А посмотри вон на ту. — Она указала на другую бесформенную массу, лежащую на полу. — Она пряталась в горах недалеко от своей деревни. Они пытались узнать у ее детей, где она находится, а дети не говорили; тогда они облили детей бензином и подожгли. Двух мальчиков, восьми и пяти лет.
— Не надо больше, — произнесла Лина. Но пожилая женщина продолжала говорить приглушенным голосом прорицательницы. У нее теперь оставалось единственное средство отмщения — говорить правду.
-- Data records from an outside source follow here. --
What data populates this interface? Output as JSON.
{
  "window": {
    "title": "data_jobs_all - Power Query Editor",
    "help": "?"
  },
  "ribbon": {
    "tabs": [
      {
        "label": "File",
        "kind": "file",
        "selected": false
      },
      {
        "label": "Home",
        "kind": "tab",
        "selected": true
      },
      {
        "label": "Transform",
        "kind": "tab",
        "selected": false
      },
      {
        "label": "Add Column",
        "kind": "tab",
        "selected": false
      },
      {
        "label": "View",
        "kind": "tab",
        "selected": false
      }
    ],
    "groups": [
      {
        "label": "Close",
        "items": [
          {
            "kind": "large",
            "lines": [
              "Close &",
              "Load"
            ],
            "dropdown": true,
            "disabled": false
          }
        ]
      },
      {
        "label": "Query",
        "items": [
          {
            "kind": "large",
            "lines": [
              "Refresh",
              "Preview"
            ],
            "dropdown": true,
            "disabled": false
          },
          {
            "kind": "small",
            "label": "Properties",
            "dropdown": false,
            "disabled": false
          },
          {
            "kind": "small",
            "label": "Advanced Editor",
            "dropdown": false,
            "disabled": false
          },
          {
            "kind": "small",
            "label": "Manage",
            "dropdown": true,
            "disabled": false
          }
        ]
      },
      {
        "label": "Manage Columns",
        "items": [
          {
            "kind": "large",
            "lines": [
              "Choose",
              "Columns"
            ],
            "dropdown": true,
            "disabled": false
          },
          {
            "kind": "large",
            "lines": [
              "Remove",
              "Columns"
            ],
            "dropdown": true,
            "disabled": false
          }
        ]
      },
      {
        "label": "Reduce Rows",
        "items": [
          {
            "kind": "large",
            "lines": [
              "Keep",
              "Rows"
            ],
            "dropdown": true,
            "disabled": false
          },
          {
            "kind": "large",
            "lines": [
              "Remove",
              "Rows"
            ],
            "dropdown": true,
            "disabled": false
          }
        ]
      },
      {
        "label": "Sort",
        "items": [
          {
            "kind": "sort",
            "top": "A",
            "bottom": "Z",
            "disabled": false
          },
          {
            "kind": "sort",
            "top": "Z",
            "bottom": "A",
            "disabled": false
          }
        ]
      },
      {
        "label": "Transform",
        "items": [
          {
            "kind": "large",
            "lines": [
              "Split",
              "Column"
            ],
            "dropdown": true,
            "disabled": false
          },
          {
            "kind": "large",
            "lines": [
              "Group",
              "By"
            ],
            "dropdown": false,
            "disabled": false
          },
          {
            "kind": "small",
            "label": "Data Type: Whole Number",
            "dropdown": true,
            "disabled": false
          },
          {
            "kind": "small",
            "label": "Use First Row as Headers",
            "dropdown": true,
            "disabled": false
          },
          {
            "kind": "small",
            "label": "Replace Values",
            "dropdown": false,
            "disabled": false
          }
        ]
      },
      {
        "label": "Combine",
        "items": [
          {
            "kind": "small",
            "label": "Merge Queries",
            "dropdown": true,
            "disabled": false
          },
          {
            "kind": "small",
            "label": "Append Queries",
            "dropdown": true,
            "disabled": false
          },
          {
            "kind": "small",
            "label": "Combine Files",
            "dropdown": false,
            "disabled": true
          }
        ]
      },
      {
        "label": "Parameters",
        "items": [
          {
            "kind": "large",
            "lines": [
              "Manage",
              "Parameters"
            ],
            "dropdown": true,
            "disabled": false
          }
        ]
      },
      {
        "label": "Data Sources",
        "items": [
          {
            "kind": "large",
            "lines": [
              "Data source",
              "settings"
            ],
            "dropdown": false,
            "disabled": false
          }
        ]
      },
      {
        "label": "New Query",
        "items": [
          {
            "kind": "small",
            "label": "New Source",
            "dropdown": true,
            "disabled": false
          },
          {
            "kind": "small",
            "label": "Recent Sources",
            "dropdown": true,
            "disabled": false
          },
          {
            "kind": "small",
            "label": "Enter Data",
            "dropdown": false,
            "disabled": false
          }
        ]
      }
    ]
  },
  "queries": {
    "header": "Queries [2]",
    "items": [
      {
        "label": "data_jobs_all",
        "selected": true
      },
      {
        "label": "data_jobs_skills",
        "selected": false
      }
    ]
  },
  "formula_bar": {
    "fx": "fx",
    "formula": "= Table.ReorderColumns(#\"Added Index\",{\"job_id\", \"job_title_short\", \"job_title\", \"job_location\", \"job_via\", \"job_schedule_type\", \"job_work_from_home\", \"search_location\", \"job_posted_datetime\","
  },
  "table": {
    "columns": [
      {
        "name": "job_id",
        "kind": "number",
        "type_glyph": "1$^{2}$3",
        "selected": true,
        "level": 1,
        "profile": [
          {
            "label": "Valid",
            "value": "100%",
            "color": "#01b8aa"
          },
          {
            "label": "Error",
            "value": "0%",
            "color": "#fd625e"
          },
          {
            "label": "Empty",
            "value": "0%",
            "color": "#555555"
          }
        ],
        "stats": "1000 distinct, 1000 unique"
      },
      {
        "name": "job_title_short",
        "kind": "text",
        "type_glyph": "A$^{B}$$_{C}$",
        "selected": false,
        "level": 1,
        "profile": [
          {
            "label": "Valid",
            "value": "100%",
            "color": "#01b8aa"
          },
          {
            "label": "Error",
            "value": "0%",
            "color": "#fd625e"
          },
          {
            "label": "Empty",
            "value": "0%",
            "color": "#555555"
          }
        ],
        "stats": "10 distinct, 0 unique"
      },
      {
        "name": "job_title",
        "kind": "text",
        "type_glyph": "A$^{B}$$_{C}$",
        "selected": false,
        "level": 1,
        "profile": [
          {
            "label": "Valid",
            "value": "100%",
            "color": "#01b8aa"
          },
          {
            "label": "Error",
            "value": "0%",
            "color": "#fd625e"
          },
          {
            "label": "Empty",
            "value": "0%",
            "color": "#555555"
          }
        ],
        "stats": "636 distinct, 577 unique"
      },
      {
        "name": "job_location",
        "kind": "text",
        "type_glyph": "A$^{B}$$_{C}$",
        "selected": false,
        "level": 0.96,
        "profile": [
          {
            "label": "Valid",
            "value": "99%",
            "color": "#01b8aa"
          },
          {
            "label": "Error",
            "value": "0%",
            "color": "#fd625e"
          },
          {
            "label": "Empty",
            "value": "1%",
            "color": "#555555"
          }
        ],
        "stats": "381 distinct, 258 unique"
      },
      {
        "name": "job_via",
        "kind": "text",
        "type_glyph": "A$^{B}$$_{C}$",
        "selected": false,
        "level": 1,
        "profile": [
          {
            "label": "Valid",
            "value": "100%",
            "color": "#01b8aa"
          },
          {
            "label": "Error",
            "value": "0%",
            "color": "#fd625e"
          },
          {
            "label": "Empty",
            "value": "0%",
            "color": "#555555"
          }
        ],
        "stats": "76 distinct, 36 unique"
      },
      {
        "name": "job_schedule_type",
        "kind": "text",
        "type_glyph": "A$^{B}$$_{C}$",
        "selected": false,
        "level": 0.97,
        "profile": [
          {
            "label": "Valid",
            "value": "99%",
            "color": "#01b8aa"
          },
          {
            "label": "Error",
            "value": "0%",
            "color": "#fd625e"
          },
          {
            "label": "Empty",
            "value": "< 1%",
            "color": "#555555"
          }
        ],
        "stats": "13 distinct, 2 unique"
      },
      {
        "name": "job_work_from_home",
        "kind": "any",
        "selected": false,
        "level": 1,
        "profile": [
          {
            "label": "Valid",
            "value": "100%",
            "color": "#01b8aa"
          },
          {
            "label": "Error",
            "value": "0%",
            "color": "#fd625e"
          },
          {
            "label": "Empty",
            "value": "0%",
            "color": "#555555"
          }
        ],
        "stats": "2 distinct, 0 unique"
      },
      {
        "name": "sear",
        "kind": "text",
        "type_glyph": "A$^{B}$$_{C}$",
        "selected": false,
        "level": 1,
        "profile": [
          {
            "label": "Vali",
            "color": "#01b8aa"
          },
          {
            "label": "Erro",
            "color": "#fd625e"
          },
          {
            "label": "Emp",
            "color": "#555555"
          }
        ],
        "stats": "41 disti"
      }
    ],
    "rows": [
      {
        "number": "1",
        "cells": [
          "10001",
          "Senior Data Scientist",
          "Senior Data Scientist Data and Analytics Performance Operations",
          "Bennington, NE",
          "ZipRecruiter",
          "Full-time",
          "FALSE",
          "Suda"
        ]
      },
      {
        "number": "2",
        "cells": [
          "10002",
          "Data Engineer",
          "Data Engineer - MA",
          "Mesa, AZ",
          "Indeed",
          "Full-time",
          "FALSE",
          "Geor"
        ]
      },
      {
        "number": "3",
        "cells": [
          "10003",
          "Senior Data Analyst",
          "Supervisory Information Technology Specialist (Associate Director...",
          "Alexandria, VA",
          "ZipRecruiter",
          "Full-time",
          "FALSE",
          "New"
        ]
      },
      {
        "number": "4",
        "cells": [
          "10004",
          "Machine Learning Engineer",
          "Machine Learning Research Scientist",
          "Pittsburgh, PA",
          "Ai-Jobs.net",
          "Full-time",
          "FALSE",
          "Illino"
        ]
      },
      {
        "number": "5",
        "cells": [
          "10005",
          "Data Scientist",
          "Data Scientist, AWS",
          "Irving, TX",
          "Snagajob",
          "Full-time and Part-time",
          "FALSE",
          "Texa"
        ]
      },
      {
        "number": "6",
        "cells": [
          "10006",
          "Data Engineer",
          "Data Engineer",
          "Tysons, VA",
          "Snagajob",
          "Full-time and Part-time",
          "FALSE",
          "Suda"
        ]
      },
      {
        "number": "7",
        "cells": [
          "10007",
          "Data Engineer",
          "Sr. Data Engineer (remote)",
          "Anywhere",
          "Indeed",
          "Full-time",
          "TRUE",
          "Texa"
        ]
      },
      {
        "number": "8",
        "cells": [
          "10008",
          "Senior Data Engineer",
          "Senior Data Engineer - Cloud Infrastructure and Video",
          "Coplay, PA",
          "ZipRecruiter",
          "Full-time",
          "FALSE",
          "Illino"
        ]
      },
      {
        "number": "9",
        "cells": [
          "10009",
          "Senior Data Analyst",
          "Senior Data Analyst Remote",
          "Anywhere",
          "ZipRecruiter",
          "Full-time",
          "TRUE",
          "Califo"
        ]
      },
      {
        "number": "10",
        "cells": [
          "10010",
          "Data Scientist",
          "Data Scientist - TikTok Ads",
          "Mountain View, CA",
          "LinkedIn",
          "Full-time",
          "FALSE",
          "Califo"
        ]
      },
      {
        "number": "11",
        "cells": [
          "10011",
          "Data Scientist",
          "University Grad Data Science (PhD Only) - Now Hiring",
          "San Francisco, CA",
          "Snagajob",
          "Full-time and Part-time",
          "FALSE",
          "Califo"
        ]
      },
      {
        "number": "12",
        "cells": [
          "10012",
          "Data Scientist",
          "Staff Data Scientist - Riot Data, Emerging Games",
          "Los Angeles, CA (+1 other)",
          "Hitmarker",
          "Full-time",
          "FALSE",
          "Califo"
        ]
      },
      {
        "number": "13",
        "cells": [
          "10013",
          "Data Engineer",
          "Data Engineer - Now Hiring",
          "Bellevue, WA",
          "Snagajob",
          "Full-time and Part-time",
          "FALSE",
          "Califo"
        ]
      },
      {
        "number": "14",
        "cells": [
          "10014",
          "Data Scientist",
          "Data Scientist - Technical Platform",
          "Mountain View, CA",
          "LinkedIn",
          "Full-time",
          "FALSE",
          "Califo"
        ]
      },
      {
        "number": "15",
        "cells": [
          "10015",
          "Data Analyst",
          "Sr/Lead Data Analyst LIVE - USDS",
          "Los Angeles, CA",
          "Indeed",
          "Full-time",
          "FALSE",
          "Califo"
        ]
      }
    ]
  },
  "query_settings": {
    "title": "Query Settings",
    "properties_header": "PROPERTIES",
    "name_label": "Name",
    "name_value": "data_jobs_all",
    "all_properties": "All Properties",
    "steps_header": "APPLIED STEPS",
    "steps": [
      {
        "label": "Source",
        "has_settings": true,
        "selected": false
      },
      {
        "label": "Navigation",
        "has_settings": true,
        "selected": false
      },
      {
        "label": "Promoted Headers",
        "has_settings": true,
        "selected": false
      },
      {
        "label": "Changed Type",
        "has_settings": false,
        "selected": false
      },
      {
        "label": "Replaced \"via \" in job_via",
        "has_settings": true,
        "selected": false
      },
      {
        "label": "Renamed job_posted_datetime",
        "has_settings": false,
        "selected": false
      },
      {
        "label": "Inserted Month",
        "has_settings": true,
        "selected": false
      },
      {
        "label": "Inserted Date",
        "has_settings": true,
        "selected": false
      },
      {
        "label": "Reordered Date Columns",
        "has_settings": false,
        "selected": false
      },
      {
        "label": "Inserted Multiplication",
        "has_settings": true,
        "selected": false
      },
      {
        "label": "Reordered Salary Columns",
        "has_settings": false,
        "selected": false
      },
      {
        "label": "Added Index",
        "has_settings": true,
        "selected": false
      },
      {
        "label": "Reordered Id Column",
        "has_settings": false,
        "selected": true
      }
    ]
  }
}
— И вот эта. Ее муж был лидером группы повстанцев. Они заставили его смотреть, как тюремщики насилуют ее и трех дочерей. Потом они надели его девочкам на шеи резиновые шины, намоченные бензином, и велели ему зажечь пламя. Он не сделал этого, и его застрелили, а потом заставили ее это сделать.
И вот эта, которая спит у двери. Когда ее арестовали, она ждала ребенка, а в тюрьме родила. Она не ответила на какие-то их вопросы, и они забрали ребенка у нее из рук и били его об стену, пока он не умер. Она сошла с ума и теперь только кричит и зовет своего ребенка.
Лина тихо плакала.
— Пожалуйста, не рассказывайте мне больше ничего, — просила она. — Я хочу только умереть.
— Умереть, — повторила пожилая женщина. — Да, мы все только этого и хотим. Вот и стражники говорят: «Слейма текурфак, кхатийя» («Чтоб тебя смерть унесла, несчастная развалина»). Но даже смерть не дает освобождения. Их жестокость преследует тебя и после смерти. Тебя отправляют домой в запечатанном ящике, чтобы никто не видел твоих сломанных костей и кожи в синяках, и тебя не могут подготовить к похоронам по мусульманским правилам. Есть только этот запечатанный ящик, на котором написано «Трус» или «Предатель». И это все, что ты берешь с собой в вечность. Они тебя мучают, мучают и снова мучают.
— Что мне делать? Аллах йестур?
— Сохраняй достоинство. Не давай им запугать тебя. Они любыми способами хотят заставить тебя бояться. Эти крики. Эти инструменты. То, как они разговаривают. Эти унижения. Все для того, чтобы ты боялась. Их единственное настоящее оружие — страх в твоем сердце. Все прочее не имеет значения. Если ты сумеешь перебороть свой страх, они проиграют.
— Что же мне делать?
— Будь храброй, хабибти. Будь храброй. Будь храброй.
Конвоир разбудил Лину на следующее утро, вырвав ее из объятий этой женщины. Лина завернулась плотнее в грязную простыню и хотела обернуться, чтобы попрощаться со старой женщиной, своей собеседницей. Но конвоир резко дернул ее за руку, и ей не удалось обернуться. Когда ее выводили, несколько женщин начали причитать низкими голосами. Это был плач по покойнику.
Лину отвели по коридору в маленькую комнату и оставили там. На столе были разложены синий костюм и белая блузка — ее прежняя одежда, — вычищенные и выглаженные; рядом лежало чистое белье. В комнате была раковина, мыло и полотенце. Сначала Лина подумала, что это их очередной фокус. Хотят, чтобы она была чистой и свежей перед новыми пытками. Она долго не хотела ничего делать, но, просидев минут тридцать скорчившись в своей отвратительной простыне, все же помылась и оделась. Надев новое белье и замечательный французский костюм, она вспомнила обо всех этих женщинах в лохмотьях и почувствовала себя виноватой. Но сейчас она не могла долго думать о них; она стала думать только о себе.